While the technology has not yet reached hospitals, some hospitals are using the technology to help keep patients in their beds longer and in better physical condition.
“There’s been a big shift in our understanding of what is best for the patient, and what the best outcomes are,” said Elizabeth DeRosa, chief medical officer for Providence Health Care System in Rhode Island, which has seen a surge in patients with severe chronic illnesses over the past decade.
She said that while the new technology can be used to improve patient care, it has not been proven to be cost-effective.
In an article published in the journal Archives of Internal Medicine in February, she wrote that “the use of VR or augmented reality in hospital settings may be associated with lower hospital utilization and cost” and that it was “not clear whether these technologies will reduce utilization in a hospital setting.”
The use of the technology may also be associated, DeRos said, with patients not getting the same quality of care.

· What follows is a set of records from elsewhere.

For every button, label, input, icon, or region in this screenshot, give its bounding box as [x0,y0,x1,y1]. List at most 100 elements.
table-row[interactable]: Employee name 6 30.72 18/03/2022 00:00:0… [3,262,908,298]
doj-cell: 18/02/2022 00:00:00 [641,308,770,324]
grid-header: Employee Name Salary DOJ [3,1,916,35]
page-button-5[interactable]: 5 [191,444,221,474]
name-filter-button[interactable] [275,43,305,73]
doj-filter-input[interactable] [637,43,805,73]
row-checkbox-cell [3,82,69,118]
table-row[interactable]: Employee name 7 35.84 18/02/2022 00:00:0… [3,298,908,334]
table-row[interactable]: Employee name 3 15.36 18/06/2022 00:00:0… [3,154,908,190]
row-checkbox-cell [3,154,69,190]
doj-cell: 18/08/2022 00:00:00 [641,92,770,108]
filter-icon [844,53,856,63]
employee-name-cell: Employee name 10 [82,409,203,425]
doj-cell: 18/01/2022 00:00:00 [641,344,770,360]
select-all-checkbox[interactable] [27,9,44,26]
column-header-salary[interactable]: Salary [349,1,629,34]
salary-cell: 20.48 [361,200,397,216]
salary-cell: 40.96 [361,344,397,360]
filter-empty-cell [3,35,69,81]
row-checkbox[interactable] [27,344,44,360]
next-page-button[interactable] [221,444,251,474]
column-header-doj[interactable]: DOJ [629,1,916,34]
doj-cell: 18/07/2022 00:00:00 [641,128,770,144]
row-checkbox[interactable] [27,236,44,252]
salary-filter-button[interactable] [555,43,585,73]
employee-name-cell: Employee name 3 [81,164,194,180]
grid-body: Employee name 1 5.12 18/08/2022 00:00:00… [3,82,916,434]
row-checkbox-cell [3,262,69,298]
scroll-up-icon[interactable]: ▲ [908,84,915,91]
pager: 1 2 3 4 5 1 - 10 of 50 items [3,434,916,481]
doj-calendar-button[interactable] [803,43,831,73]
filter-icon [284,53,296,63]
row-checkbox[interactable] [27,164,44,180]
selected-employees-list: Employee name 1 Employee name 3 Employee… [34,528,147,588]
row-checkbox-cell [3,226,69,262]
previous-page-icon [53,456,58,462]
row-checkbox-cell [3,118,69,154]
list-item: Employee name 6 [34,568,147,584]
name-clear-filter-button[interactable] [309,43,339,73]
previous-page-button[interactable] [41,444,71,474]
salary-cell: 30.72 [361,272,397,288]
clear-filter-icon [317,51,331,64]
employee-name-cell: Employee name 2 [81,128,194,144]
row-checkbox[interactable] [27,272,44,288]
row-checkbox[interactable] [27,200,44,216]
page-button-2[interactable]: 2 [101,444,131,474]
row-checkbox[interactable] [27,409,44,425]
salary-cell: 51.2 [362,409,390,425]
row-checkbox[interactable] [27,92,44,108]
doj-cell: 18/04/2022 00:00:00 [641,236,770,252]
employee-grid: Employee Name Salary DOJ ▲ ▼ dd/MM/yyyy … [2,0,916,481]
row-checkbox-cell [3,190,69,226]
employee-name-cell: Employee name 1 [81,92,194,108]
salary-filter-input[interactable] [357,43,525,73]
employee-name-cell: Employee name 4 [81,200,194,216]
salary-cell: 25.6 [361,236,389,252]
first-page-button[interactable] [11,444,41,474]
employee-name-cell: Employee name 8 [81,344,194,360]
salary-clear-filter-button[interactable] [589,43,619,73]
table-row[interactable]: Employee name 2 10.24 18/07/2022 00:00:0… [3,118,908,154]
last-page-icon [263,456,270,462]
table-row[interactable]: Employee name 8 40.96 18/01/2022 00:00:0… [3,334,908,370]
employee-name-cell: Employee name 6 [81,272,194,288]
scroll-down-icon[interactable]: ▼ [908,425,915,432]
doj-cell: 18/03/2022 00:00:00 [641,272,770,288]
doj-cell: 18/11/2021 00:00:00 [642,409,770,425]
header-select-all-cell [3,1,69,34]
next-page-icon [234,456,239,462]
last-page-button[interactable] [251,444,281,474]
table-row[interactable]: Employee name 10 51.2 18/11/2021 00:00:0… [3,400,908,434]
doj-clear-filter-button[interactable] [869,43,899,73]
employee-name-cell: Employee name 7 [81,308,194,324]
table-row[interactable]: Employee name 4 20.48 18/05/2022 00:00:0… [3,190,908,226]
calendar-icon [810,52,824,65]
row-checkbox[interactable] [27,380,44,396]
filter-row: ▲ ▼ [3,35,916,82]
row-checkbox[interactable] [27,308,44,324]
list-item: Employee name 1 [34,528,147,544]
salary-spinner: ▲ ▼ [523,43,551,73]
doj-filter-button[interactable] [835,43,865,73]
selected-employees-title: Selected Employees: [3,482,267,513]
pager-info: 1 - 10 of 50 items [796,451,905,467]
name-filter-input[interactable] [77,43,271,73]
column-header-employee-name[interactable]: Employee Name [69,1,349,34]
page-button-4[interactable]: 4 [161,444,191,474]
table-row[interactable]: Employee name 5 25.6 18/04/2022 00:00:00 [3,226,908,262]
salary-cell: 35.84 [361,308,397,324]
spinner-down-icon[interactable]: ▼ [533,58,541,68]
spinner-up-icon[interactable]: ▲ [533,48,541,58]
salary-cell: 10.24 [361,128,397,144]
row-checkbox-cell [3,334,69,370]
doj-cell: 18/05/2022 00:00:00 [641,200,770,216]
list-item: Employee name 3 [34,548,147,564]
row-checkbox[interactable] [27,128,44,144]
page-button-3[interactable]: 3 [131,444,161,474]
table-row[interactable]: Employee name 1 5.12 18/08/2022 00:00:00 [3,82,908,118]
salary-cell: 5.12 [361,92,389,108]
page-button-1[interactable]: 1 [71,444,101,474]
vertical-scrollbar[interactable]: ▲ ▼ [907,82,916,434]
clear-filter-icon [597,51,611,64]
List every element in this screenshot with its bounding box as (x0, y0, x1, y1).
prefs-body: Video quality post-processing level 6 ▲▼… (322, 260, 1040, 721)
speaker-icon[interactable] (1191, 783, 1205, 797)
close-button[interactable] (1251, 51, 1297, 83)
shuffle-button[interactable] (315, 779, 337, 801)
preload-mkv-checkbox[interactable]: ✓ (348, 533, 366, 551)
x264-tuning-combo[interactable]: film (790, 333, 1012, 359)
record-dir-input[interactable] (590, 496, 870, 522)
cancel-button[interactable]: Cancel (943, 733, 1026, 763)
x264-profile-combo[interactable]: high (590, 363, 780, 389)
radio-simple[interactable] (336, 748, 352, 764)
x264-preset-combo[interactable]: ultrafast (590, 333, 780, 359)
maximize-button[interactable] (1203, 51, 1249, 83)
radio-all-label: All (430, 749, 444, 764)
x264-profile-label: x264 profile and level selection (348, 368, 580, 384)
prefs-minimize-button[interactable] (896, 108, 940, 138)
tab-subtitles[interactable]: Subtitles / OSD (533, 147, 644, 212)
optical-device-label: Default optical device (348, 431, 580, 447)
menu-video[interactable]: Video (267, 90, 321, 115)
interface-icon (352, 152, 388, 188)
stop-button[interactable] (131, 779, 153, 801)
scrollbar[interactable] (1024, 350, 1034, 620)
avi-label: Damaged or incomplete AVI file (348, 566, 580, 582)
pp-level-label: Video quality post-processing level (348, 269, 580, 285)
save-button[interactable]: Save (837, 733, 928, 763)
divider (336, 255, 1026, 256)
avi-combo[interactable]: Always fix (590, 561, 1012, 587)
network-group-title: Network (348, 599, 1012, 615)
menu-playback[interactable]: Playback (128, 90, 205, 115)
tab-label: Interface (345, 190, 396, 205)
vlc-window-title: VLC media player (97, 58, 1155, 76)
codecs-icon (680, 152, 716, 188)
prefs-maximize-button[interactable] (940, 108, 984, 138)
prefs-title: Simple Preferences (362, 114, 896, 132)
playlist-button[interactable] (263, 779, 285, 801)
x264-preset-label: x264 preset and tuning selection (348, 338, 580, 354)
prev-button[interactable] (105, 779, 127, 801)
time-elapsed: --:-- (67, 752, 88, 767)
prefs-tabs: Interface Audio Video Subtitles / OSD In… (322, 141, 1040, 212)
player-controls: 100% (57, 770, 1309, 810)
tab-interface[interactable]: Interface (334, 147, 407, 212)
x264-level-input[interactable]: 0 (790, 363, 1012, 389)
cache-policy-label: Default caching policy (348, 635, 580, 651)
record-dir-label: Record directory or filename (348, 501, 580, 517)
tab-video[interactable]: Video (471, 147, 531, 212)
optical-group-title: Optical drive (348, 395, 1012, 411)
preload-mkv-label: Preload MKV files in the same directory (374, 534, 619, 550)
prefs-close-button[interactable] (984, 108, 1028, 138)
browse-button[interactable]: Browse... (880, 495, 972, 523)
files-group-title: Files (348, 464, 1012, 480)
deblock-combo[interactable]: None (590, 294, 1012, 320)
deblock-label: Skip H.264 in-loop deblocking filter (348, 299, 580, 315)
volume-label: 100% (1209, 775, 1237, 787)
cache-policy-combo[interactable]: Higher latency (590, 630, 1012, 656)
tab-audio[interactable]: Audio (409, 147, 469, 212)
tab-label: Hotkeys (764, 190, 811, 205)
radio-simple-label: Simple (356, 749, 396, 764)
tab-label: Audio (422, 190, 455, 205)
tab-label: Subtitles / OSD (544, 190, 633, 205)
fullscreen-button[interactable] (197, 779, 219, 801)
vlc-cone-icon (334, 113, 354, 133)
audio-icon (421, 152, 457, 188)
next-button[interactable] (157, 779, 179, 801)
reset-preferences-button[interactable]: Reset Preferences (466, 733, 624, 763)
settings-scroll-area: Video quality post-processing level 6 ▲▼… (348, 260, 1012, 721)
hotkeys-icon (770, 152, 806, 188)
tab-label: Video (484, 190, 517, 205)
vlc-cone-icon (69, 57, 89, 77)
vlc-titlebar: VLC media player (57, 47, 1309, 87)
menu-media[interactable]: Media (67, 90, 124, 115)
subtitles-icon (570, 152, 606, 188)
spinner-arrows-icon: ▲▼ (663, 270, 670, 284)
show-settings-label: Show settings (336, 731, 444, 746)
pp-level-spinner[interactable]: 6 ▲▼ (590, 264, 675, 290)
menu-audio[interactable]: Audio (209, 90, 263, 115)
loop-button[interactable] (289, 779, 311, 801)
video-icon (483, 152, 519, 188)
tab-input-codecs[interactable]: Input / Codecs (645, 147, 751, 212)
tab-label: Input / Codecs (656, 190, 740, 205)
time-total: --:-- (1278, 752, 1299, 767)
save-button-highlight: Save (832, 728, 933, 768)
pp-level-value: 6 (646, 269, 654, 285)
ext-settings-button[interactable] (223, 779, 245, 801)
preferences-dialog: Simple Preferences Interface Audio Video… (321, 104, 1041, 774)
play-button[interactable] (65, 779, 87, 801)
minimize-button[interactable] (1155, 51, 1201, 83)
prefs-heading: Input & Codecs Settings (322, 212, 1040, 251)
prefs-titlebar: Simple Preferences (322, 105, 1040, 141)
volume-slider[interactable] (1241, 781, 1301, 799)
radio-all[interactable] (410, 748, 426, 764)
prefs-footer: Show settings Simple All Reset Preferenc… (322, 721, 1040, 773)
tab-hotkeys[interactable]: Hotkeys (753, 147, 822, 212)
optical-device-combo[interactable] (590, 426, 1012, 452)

“There may be an expectation that there’s something more,” she said.
In the United Kingdom, the British Medical Association has issued a statement calling for hospitals to offer virtual reality in their wards.
In California, a coalition of doctors, nurses and patients has launched a group to help push for greater transparency in hospitals.
In California, which already requires hospitals to provide patient-centered care, the group wants to make the requirement more specific and transparent.
“This is about giving patients more information,” said the group’s chief executive, Dr.-elect Stephen Schaffer, in a phone interview.
“That includes a better picture of what the hospital is doing.
That means it means it includes a hospital’s plan to be more efficient and responsive to the needs of patients.”
In a separate study, researchers at the University, University of Oxford and the London School of Hygiene & Tropical Medicine examined how health care spending in the United States has changed since the 1970.